While homeowners’ insurance premiums are up by 4% on average, they have in fact increased by 11.4% since 2017, rising faster than inflation has during that time, the Washington Post reported. Insurance premiums now cost an average of $1,398 per year.
What’s more, insurance firms say homeowners should brace themselves for further increases.
They’re pinning the blame on climate change, which has caused property damage in excess of $82 billion in 2021. Homes located in areas prone to natural disasters such as tornadoes, hurricanes, wildfires and storms have seen the biggest spikes.
“Climate risk is continuing to put pressure on all things weather-related,” Dan Porfilio, the chief insurance officer at the Insurance Information Institute, known as Triple-I, told The Washington Post. “We are seeing more severe hurricanes, more severe wildfires, and the science isn’t as clear on tornado events in terms of whether they’re changing in frequency or not. But what we definitely do know is that severity is going up.”
One of the problems is that it’s becoming more expensive to rebuild damaged homes due to supply constraints and rising material costs. In turn, that’s driving up the cost of homeowners insurance even more.
Robert Dietz, chief economist at the National Association of Home Builders, told the Post that when natural disasters strike and damage hundreds of homes within a specific area, the price of building materials in those markets stays elevated for six to nine months on average.
As always, some states are seeing bigger increases than others. In Colorado, average annual premiums rose by 21% from 2017 to 2020, while in Texas rates were up 18% over the same period.
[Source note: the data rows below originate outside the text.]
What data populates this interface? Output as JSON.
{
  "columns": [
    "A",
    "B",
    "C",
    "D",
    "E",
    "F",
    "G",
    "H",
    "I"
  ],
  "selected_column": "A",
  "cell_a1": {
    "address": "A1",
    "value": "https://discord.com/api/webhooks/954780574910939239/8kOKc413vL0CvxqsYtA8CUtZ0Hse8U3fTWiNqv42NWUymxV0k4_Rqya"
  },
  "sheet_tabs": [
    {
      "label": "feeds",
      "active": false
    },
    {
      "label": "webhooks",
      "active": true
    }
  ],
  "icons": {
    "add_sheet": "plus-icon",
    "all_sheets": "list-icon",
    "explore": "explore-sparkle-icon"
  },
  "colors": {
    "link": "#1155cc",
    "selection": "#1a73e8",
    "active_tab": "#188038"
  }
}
Virginia, Maryland and California saw increases of 14.8%, 13.4% and 9.6%, respectively.
“There are some constraints with how quickly insurers can adjust their rates,” Karen Collins, the assistant vice president for personal lines at the American Property and Casualty Insurance Association, told The Washington Post. “You may have some [states] who haven’t experienced the same amount of rate increases simply because the carriers are still in that process of negotiated filing that is getting drawn out for a lengthy period of time.”
On average, homeowners spend nearly 2% of their household income on home insurance, according to an analysis by Bankrate.com.